Die Hexen - Roman
Übernächtigt, zu Fuß und in weite, graue Umhänge gehüllt, gingen ihre Begleiter vielleicht als verspätete Turniergäste durch, die der Regen in die Stadt trieb.
Lautstark verhandelte Vernon mit der Torwache. Er spielte den Betrunkenen so überzeugend , als habe er jede Menge Übung. Unterdessen schmiegten Ravenna und Lucian sich an die Stadtmauer. Sie beide hatten während des Turniers zu viel Aufmerksamkeit erregt, um ihre Gesichter sorglos in den Schein der Öllaterne zu halten.
Sie hätte besser auch ein gepolstertes Untergewand anziehen sollen, wie es Lucian und seine Freunde trugen, überlegte Ravenna. Der dünne Leinenkittel, den sie unter dem Ringpanzer trug, warf Falten, und das Kettenhemd scheuerte ihr die Haut an Schultern und Hüfte wund. Außerdem presste das Gewicht des Panzers ihre Brüste unangenehm an den Körper. Trotzdem war sie froh um die Panzerung, denn die Stadt machte einen feindseligen Eindruck. Das Wasser in den Gräben stank nach fauligem Schlamm. Über ihren Köpfen verlief ein Wehrgang, in den im Abstand von jeweils zehn Schritten Gussöffnungen eingelassen waren. Durch diese Schächte konnten bei Bedarf Steine geworfen werden oder es wurden Pech und kochendes Öl auf die Angreifer gegossen – wehe dem Unglücklichen, der sich dann am Fuß der Mauer befand!
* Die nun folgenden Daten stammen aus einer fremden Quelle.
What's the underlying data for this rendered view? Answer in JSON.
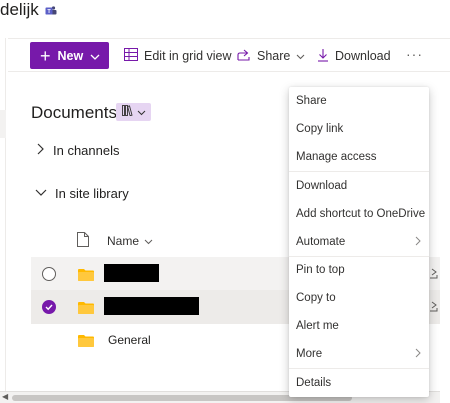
{
  "site": {
    "title": "delijk"
  },
  "commandbar": {
    "new_label": "New",
    "edit_grid_label": "Edit in grid view",
    "share_label": "Share",
    "download_label": "Download",
    "more_label": "···"
  },
  "library": {
    "title": "Documents",
    "groups": [
      {
        "label": "In channels",
        "expanded": false
      },
      {
        "label": "In site library",
        "expanded": true
      }
    ],
    "column_name": "Name",
    "rows": [
      {
        "label": "",
        "redacted": true,
        "selected": false
      },
      {
        "label": "",
        "redacted": true,
        "selected": true
      },
      {
        "label": "General",
        "redacted": false,
        "selected": false
      }
    ]
  },
  "context_menu": {
    "items": [
      {
        "label": "Share",
        "submenu": false
      },
      {
        "label": "Copy link",
        "submenu": false
      },
      {
        "label": "Manage access",
        "submenu": false
      },
      {
        "label": "Download",
        "submenu": false
      },
      {
        "label": "Add shortcut to OneDrive",
        "submenu": false
      },
      {
        "label": "Automate",
        "submenu": true
      },
      {
        "label": "Pin to top",
        "submenu": false
      },
      {
        "label": "Copy to",
        "submenu": false
      },
      {
        "label": "Alert me",
        "submenu": false
      },
      {
        "label": "More",
        "submenu": true
      },
      {
        "label": "Details",
        "submenu": false
      }
    ]
  },
  "colors": {
    "accent": "#7719aa",
    "folder": "#ffb900",
    "view_button_bg": "#e6d5f2"
  }
}
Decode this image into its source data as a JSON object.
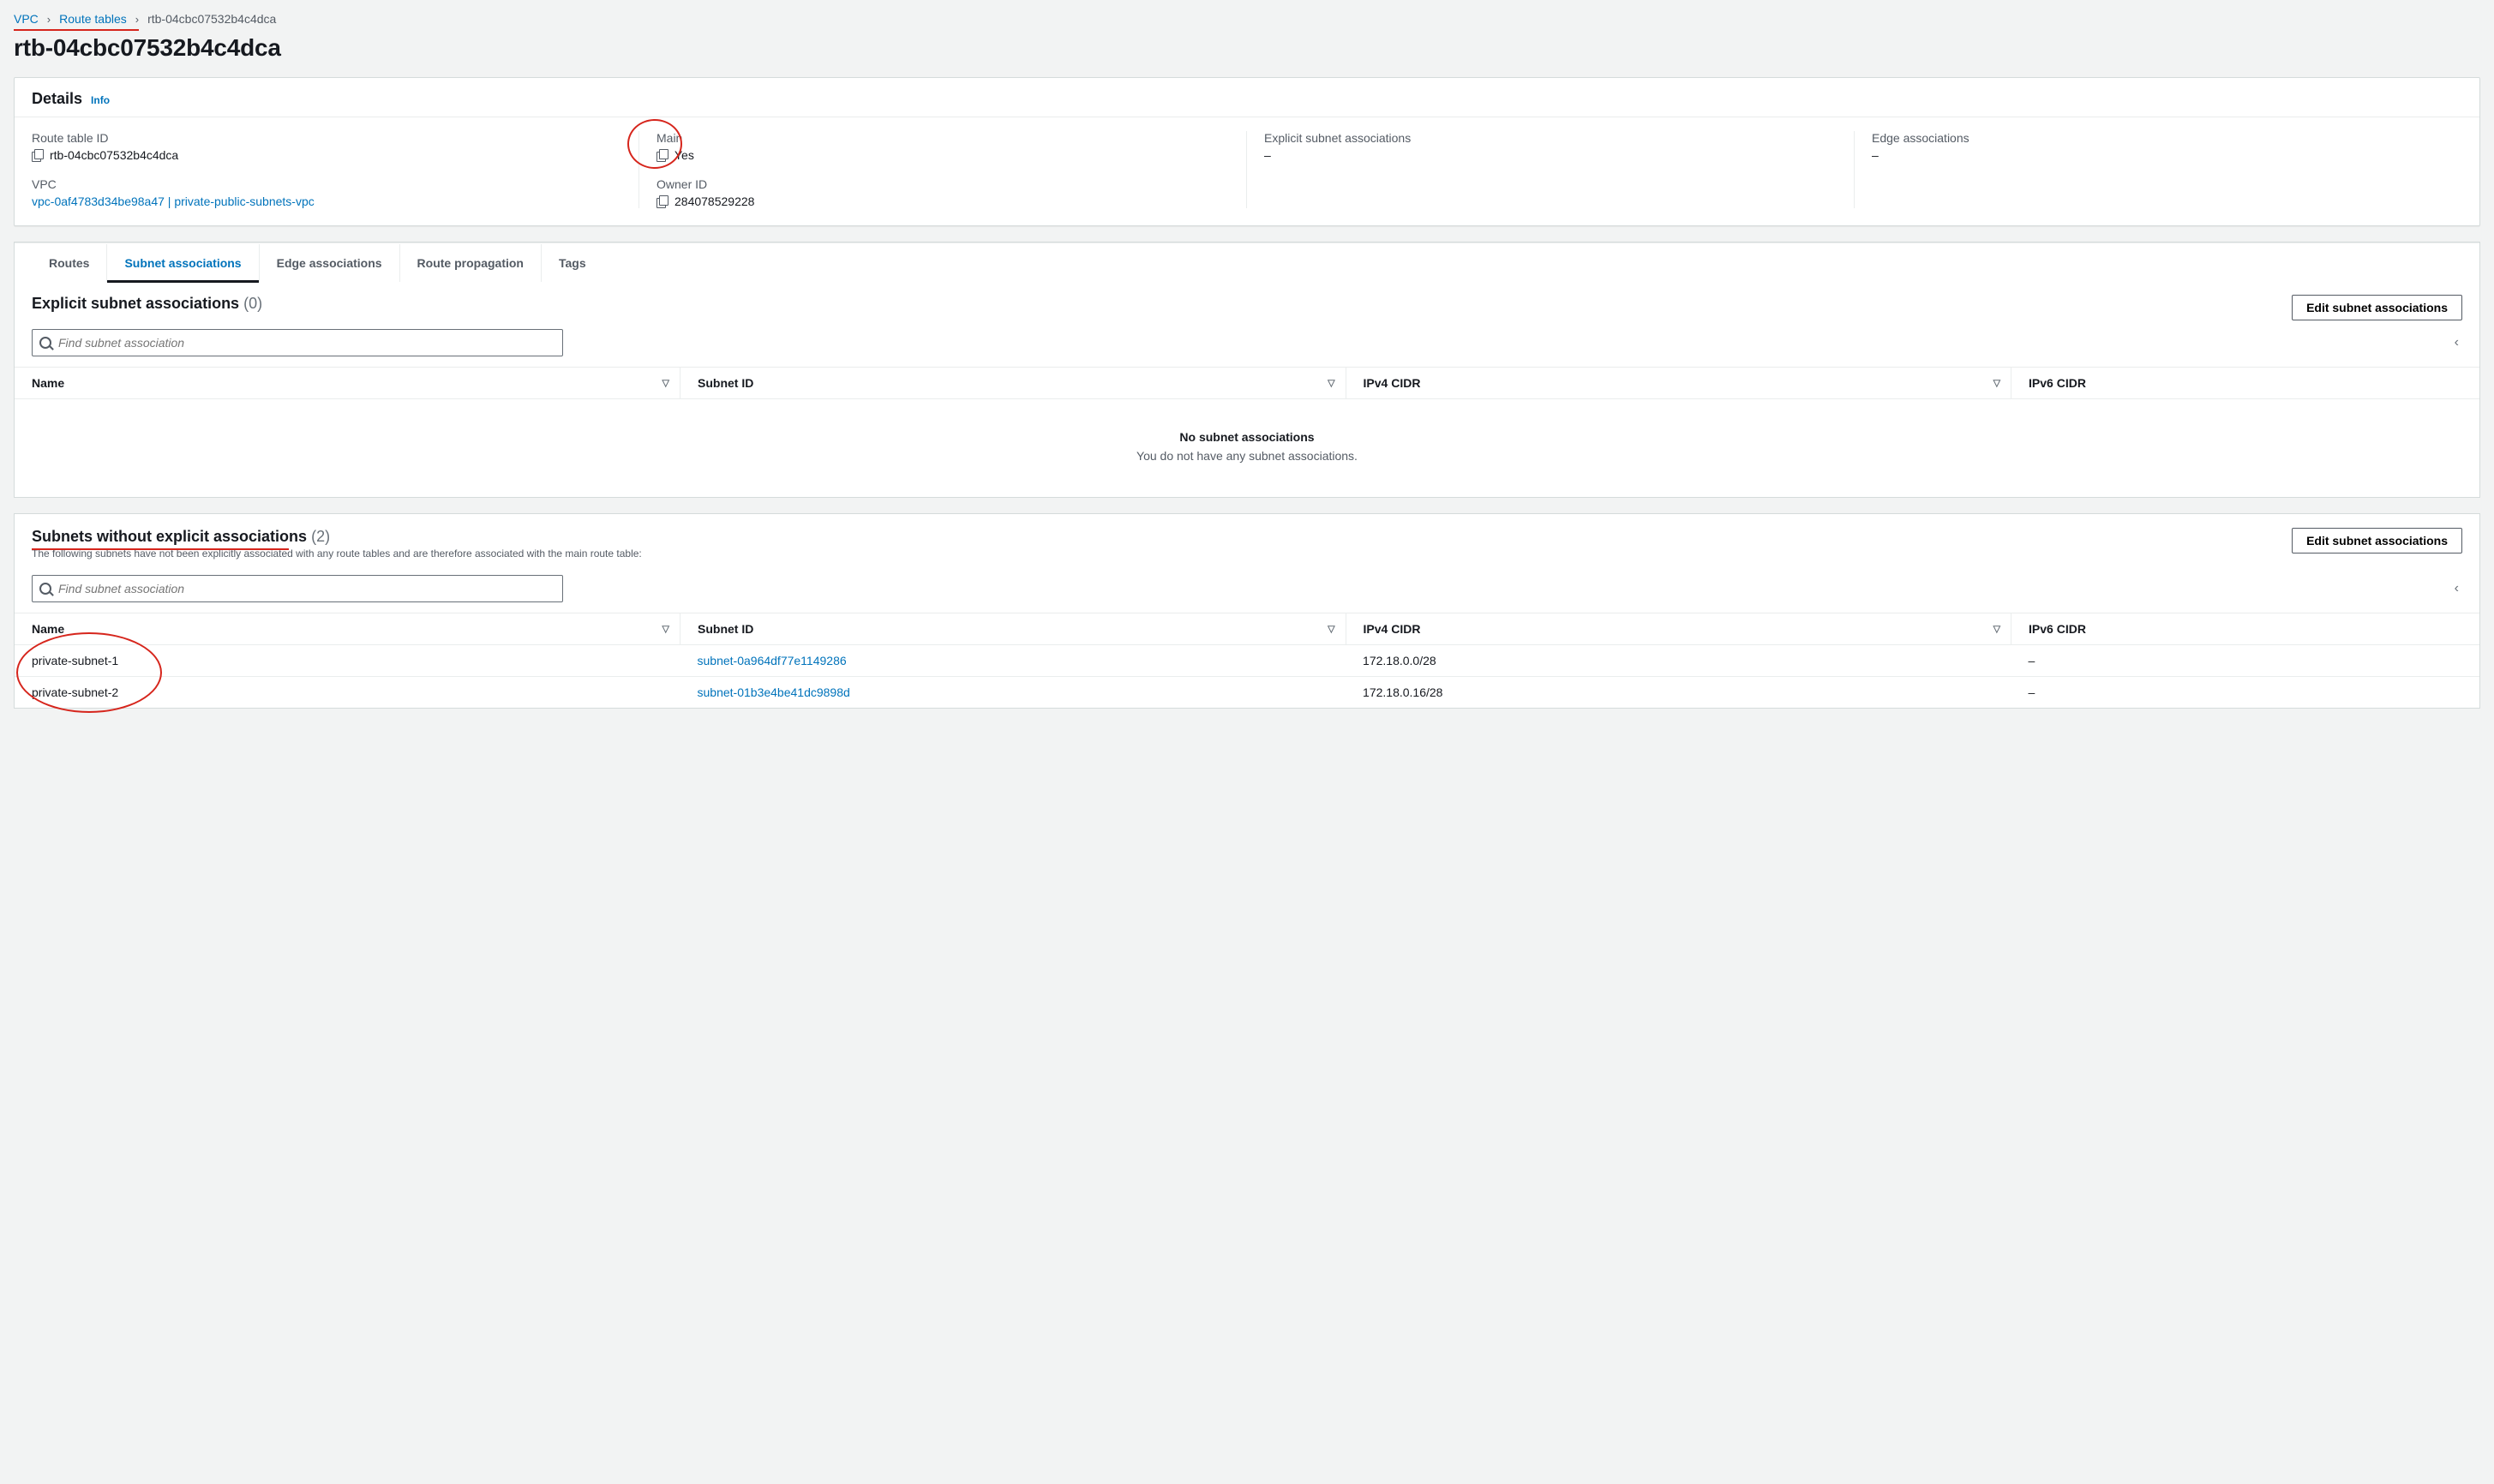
{
  "breadcrumb": {
    "vpc": "VPC",
    "route_tables": "Route tables",
    "current": "rtb-04cbc07532b4c4dca"
  },
  "title": "rtb-04cbc07532b4c4dca",
  "details": {
    "heading": "Details",
    "info": "Info",
    "route_table_id_label": "Route table ID",
    "route_table_id_value": "rtb-04cbc07532b4c4dca",
    "vpc_label": "VPC",
    "vpc_value": "vpc-0af4783d34be98a47 | private-public-subnets-vpc",
    "main_label": "Main",
    "main_value": "Yes",
    "owner_label": "Owner ID",
    "owner_value": "284078529228",
    "explicit_label": "Explicit subnet associations",
    "explicit_value": "–",
    "edge_label": "Edge associations",
    "edge_value": "–"
  },
  "tabs": {
    "routes": "Routes",
    "subnet_associations": "Subnet associations",
    "edge_associations": "Edge associations",
    "route_propagation": "Route propagation",
    "tags": "Tags"
  },
  "explicit_section": {
    "title": "Explicit subnet associations",
    "count": "(0)",
    "button": "Edit subnet associations",
    "search_placeholder": "Find subnet association",
    "columns": {
      "name": "Name",
      "subnet_id": "Subnet ID",
      "ipv4": "IPv4 CIDR",
      "ipv6": "IPv6 CIDR"
    },
    "empty_title": "No subnet associations",
    "empty_sub": "You do not have any subnet associations."
  },
  "implicit_section": {
    "title": "Subnets without explicit associations",
    "count": "(2)",
    "desc": "The following subnets have not been explicitly associated with any route tables and are therefore associated with the main route table:",
    "button": "Edit subnet associations",
    "search_placeholder": "Find subnet association",
    "columns": {
      "name": "Name",
      "subnet_id": "Subnet ID",
      "ipv4": "IPv4 CIDR",
      "ipv6": "IPv6 CIDR"
    },
    "rows": [
      {
        "name": "private-subnet-1",
        "subnet_id": "subnet-0a964df77e1149286",
        "ipv4": "172.18.0.0/28",
        "ipv6": "–"
      },
      {
        "name": "private-subnet-2",
        "subnet_id": "subnet-01b3e4be41dc9898d",
        "ipv4": "172.18.0.16/28",
        "ipv6": "–"
      }
    ]
  }
}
Lucian hatte sich die Kapuze tief in die Stirn gezogen. Unter dem Mantel verborgen lag seine Hand auf dem Schwertgriff. Ich habe den richtigen Ritter gewählt, dachte Ravenna, als sie seinen entschlossenen Gesichtsausdruck sah. Plötzlich erinnerte sie sich wieder an ihr Versprechen, sich einen weiteren Kuss von ihm zu holen, aber da stieß Vernon einen leisen Pfiff aus und winkte sie herbei.
Lautlos stahl sich die Gruppe durch das Tor. Der Wächter lehnte unter der Laterne an der Wand. Er hatte einen Arm um die Hellebarde geschlungen und zählte die Münzen in einem Ledersack. Als Ravenna an ihm vorbeischlüpfen wollte, ließ er den Spieß plötzlich nach vorne fallen.
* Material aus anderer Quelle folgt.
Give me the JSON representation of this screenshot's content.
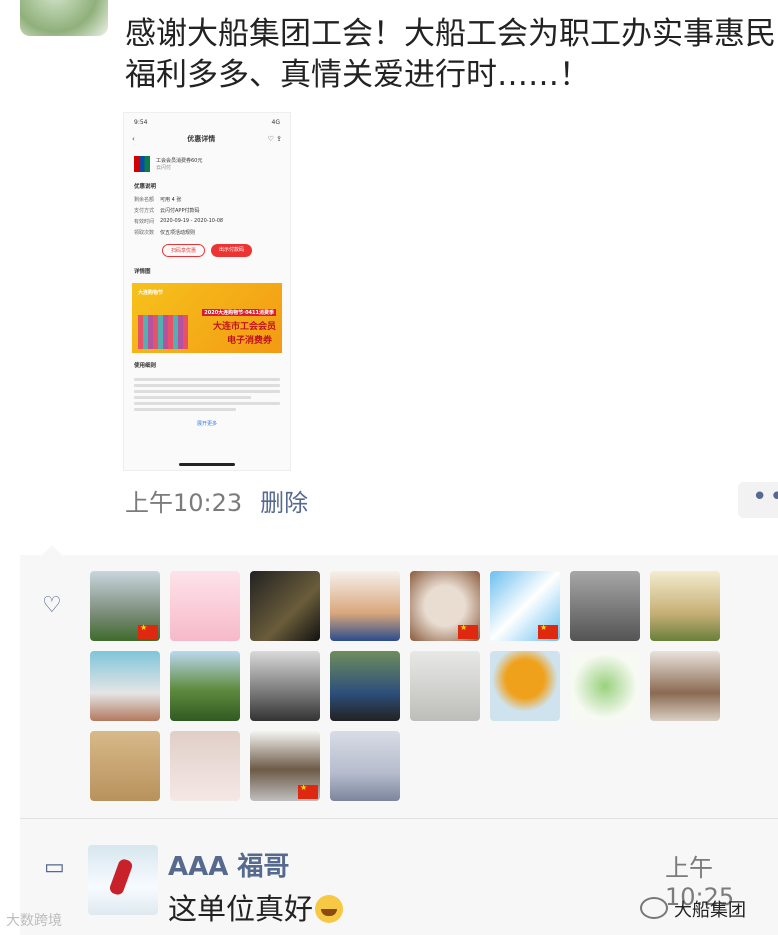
{
  "post": {
    "text": "感谢大船集团工会！大船工会为职工办实事惠民福利多多、真情关爱进行时……！",
    "time": "上午10:23",
    "delete_label": "删除",
    "more_label": "••"
  },
  "screenshot": {
    "status_time": "9:54",
    "status_signal": "4G",
    "nav_title": "优惠详情",
    "coupon_title": "工会会员消费券60元",
    "coupon_sub": "云闪付",
    "section_info": "优惠说明",
    "rows": [
      {
        "k": "剩余名额",
        "v": "可用 4 张"
      },
      {
        "k": "支付方式",
        "v": "云闪付APP付款码"
      },
      {
        "k": "有效时间",
        "v": "2020-09-19 - 2020-10-08"
      },
      {
        "k": "领取次数",
        "v": "仅五项活动规则"
      }
    ],
    "btn_scan": "扫码享优惠",
    "btn_pay": "出示付款码",
    "section_detail": "详情图",
    "poster_top": "大连购物节",
    "poster_event": "2020大连购物节·0411消费季",
    "poster_line1": "大连市工会会员",
    "poster_line2": "电子消费券",
    "section_rules": "使用细则",
    "more": "展开更多"
  },
  "likes": {
    "avatars": [
      {
        "name": "avatar-city",
        "flag": true,
        "bg": "linear-gradient(180deg,#c9d6de,#7c8d7a 60%,#3f6b2c)"
      },
      {
        "name": "avatar-cartoon-couple",
        "flag": false,
        "bg": "linear-gradient(180deg,#fde3ea,#f7b9c9)"
      },
      {
        "name": "avatar-gold-card",
        "flag": false,
        "bg": "linear-gradient(135deg,#222,#6b5d3b 60%,#111)"
      },
      {
        "name": "avatar-man-portrait",
        "flag": false,
        "bg": "linear-gradient(180deg,#f5f1ec,#d9a77d 60%,#2b4c8c)"
      },
      {
        "name": "avatar-calligraphy",
        "flag": true,
        "bg": "radial-gradient(circle,#e9ddd2 40%,#8a5a3c)"
      },
      {
        "name": "avatar-cartoon-boy",
        "flag": true,
        "bg": "linear-gradient(135deg,#6bbff0,#ffffff 50%,#6bbff0)"
      },
      {
        "name": "avatar-woman-photo",
        "flag": false,
        "bg": "linear-gradient(180deg,#a7a7a7,#545454)"
      },
      {
        "name": "avatar-landscape-text",
        "flag": false,
        "bg": "linear-gradient(180deg,#f3eccf,#c7b077 60%,#6a7f3b)"
      },
      {
        "name": "avatar-car-girl",
        "flag": false,
        "bg": "linear-gradient(180deg,#7fc5d9,#e5e5e5 60%,#b27a5e)"
      },
      {
        "name": "avatar-mountains",
        "flag": false,
        "bg": "linear-gradient(180deg,#bcd8ef,#5f8b3f 55%,#2f5a22)"
      },
      {
        "name": "avatar-motorcycle",
        "flag": false,
        "bg": "linear-gradient(180deg,#d9d9d9,#777 60%,#333)"
      },
      {
        "name": "avatar-man-computer",
        "flag": false,
        "bg": "linear-gradient(180deg,#6f8d5c,#2d4f7a 60%,#222)"
      },
      {
        "name": "avatar-sculpture",
        "flag": false,
        "bg": "linear-gradient(180deg,#e8e8e6,#bdbdb9)"
      },
      {
        "name": "avatar-autumn-tree",
        "flag": false,
        "bg": "radial-gradient(circle at 50% 40%,#f0a11c 35%,#cfe3ef 60%)"
      },
      {
        "name": "avatar-flower-art",
        "flag": false,
        "bg": "radial-gradient(circle,#9ad17d,#f7faf3 65%)"
      },
      {
        "name": "avatar-gate",
        "flag": false,
        "bg": "linear-gradient(180deg,#e9e3dc,#8b6a52 60%,#d9cfc2)"
      },
      {
        "name": "avatar-shadow-beach",
        "flag": false,
        "bg": "linear-gradient(180deg,#d8b98a,#b8925c)"
      },
      {
        "name": "avatar-baby",
        "flag": false,
        "bg": "linear-gradient(180deg,#e0cfc7,#f4e8e6)"
      },
      {
        "name": "avatar-house",
        "flag": true,
        "bg": "linear-gradient(180deg,#f3f4f1,#6d5a47 55%,#bfbfbf)"
      },
      {
        "name": "avatar-seaside-woman",
        "flag": false,
        "bg": "linear-gradient(180deg,#d8dce6,#b6bccd 60%,#7c859c)"
      }
    ]
  },
  "comment": {
    "author": "AAA 福哥",
    "time": "上午10:25",
    "text": "这单位真好"
  },
  "watermarks": {
    "left": "大数跨境",
    "right": "大船集团"
  }
}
»He, du da musst auch bezahlen!«
Vor Schreck biss sich Ravenna auf die Zunge, als die Spitze der Hellebarde plötzlich vor ihrem Gesicht tanzte. Sie sagte kein Wort, denn ihre hohe Stimme hätte sie sofort verraten.
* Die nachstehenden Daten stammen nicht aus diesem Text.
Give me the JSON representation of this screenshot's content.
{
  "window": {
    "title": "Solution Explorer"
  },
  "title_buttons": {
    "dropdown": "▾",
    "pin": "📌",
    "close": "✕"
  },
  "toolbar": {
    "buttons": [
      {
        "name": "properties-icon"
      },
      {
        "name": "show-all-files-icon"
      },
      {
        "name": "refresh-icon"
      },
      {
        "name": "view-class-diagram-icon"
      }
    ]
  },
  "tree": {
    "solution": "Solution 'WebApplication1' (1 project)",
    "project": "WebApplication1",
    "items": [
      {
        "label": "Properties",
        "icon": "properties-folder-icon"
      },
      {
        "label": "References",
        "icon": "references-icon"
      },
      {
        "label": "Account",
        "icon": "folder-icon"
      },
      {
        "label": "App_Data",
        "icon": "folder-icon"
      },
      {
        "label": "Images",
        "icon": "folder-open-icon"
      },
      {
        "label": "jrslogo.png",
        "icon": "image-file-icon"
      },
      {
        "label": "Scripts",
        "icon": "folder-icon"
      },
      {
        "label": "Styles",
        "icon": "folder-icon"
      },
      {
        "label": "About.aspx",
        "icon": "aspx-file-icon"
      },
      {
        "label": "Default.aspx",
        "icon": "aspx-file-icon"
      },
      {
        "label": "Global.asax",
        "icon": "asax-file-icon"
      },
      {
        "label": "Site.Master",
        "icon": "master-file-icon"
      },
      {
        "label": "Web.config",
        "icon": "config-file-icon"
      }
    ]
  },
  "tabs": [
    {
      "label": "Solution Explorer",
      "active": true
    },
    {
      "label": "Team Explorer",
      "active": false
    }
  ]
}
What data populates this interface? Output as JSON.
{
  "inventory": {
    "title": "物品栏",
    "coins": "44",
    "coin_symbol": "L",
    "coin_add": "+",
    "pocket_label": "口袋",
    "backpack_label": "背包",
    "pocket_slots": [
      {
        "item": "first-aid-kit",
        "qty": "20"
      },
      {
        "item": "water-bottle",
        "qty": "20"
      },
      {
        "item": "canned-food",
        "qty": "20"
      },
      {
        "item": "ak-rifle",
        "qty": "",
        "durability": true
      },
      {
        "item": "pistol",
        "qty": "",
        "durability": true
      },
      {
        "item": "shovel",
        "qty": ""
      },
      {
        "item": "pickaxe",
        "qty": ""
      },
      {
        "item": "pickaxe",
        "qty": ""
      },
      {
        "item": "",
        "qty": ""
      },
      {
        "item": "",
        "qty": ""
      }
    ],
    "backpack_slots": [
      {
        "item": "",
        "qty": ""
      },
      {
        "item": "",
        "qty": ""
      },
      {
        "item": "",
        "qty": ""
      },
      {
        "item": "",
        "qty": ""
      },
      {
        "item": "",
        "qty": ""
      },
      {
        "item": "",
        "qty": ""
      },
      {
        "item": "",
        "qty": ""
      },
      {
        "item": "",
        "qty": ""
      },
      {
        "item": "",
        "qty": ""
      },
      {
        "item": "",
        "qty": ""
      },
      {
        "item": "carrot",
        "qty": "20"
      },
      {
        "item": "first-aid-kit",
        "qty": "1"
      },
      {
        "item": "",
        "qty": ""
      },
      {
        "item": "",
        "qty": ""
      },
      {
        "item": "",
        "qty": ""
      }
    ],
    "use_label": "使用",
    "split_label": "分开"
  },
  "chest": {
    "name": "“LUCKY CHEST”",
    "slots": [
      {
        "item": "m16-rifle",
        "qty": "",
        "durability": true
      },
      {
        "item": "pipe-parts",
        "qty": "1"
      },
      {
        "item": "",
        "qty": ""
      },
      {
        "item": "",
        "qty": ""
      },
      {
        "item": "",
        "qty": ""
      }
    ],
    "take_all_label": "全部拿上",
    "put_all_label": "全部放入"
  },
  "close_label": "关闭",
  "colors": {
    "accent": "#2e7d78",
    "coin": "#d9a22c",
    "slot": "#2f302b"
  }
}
»Elf Mann – wir haben für elf Mann bezahlt!«, fauchte Vernon. »Kannst du Dummkopf etwa nicht zählen?«
»Ist das überhaupt ein Mann?«, zeterte der Wächter. Mit der Spitze der Hellebarde schob er Ravennas Umhang auseinander. »Er kommt mir eher wie ein Junge vor. Oder wie ein Mädchen.«
Krampfhaft verbarg Ravenna das Hexenmesser im Rücken – bereit, zuzustoßen, falls der Wächter noch zudringlicher werden sollte. Mit einem Schritt trat Lucian neben sie und legte ihr den Arm um die Schultern. »Das ist mein kleiner Bruder. Nun hab dich doch nicht so … schließlich will er das Spektakel auch sehen.«
Der Torwächter zwinkerte. »So einen Bruder hätte ich auch gerne. Der Bursche bleibt hier. Ihr andern könnt weitergehen. Wenn ihr euch beeilt, könnt ihr noch zusehen, wie sie die Hexe aus dem Turm holen.«
»Wo soll die Hinrichtung denn stattfinden?«, wollte Lucian wissen, während er einen Beutel vom Gürtel löste. Ravenna hielt den Atem an. Sie wunderte sich, wie er so gelassen bleiben konnte. Scheinbar zerrte das Versteckspiel unter dem Tor nicht im Geringsten an seinen Nerven. An ihn gelehnt, spürte sie, wie sie selbst zitterte. Der Torwächter gab den Rittern die gewünschte Auskunft und versuchte gleichzeitig, einen Blick auf ihr Gesicht zu werfen. Mit zwei Fingern zog sie die Kapuze noch tiefer in die Stirn.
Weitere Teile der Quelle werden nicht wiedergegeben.